I was wondering if someone out there can identify the name and style of this antique dining table leg?










Thanks,
Bruce


----------



## Newton (Jun 29, 2008)

Custom!


----------



## dhg (Mar 27, 2008)

Custom for sure!


----------



## oakdust (Dec 15, 2007)

I agree custom, do you need to replace one or just trying to figure out the style of the piece?


----------



## Triman (Aug 4, 2008)

It's definitely an antique, not from the 70's. I'm just trying to identify. I tried to find an example online, but could never find another like it. Thanks to all for the replies!


----------



## Triman (Aug 4, 2008)

If I get a definitive answer, I'll post back here. Thanks for your help! Here's the entire table:


----------



## jim1953 (Nov 18, 2007)

Great Lookin Table no marking on bottom of table


----------



## sudhana (May 24, 2007)

that particular leg is a little unusual. The table looks almost certainly like an early twentieth century piece. maybe 1910's It is an interesting example because it blends both victorian and arts and craft elements.


----------



## teenagewoodworker (Jan 31, 2008)

thats a weird lookin table… not in a bad way… just the style is like nothing ive ever seen before. i agree that it could be custom.


----------



## reggiek (Jun 12, 2009)

You know…that looks very much like Irish…Killarney oak furniture. My grandfather used to make furniture in that style…very similar…take a look through the web pages based on that style….there is some that is more British with the lilttle spindles….but most, like my grandfather's creations are beefy and heavy…he made alot of pull out leafed tables like that…I wish I had some pictures of his stuff to show….my mother had all the pictures and stuff….when she died…the house it was stored in was in a flood…and most of that stuff was turned to muck….I'll search for some pics that I might have stored away….interesting..


----------



## a1Jim (Aug 9, 2008)

It could have a number origins but I'm guessing this table had ball feet that have been cut off because of damage or some other reason perhaps owners of short stature.


----------



## huff (May 28, 2009)

reggiek, I think you're getting pretty close. It looks like an old English table. That style top and legs.


----------



## Roger Clark aka Rex (Dec 30, 2008)

My grandmother in England had a table just like it. She was married in 1914 and had it right up until her passing in 1973. As a baby I used to hide under the table so I remember those legs well.

Hope this helps.


----------



## ShopCat (Aug 7, 2008)

For future reference: The Metropolitan Museum in New York has a very nice selection of American furniture. Original Stickley, Harvey Ellis, Duncan Phyff, other from over the course of the history of the U.S., plus some pretty good examples of French and British work.
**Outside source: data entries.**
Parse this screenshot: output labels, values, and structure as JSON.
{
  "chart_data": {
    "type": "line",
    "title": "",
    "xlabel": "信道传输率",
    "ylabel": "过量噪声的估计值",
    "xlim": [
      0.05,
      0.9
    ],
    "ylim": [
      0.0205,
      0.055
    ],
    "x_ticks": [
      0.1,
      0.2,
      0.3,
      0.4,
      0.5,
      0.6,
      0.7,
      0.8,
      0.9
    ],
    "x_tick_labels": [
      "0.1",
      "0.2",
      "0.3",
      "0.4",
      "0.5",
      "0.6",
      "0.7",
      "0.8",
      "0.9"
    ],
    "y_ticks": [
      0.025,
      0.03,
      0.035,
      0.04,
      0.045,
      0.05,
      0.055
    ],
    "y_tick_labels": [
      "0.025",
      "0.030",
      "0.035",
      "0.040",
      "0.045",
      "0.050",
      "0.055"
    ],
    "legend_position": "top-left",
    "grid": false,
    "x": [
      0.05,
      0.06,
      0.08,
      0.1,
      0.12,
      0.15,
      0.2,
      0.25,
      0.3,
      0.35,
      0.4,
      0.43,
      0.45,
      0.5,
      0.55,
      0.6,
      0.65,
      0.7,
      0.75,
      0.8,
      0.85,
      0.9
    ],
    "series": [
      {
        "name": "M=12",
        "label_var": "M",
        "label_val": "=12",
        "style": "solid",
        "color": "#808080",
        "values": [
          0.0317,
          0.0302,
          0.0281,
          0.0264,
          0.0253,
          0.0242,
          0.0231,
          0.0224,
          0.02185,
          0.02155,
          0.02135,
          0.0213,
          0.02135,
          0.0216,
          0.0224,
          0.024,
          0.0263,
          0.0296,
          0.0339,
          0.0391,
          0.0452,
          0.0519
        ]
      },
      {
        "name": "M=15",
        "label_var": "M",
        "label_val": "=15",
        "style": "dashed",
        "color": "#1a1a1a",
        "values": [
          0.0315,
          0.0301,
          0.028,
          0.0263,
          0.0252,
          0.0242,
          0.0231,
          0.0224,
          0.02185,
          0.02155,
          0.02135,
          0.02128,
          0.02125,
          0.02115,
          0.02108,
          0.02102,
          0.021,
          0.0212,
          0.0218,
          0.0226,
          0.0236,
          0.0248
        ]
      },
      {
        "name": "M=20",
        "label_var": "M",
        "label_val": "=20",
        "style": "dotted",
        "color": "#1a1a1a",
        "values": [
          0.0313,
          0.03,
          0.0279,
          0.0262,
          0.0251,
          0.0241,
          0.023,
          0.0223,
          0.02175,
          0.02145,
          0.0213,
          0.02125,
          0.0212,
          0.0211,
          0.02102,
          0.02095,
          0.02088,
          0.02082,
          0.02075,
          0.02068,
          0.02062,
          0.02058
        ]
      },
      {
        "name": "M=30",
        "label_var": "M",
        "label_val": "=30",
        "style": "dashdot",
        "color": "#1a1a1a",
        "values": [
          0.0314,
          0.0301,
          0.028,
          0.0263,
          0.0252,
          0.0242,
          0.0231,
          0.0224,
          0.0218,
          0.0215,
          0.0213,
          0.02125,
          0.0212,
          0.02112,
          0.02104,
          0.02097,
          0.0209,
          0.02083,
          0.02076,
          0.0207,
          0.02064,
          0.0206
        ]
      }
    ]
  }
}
This one… style wise, American or British, not French. Early 1900's maybe? The simple form says Roycroft or Arts&Crafts influence, but not part of the core work of those styles.


----------



## bob1638 (Oct 12, 2009)

This is called a "draw leaf" table…popular in the early part of the 20th century. I have refinished many of them…never found two alike in the leg style.

Bob


----------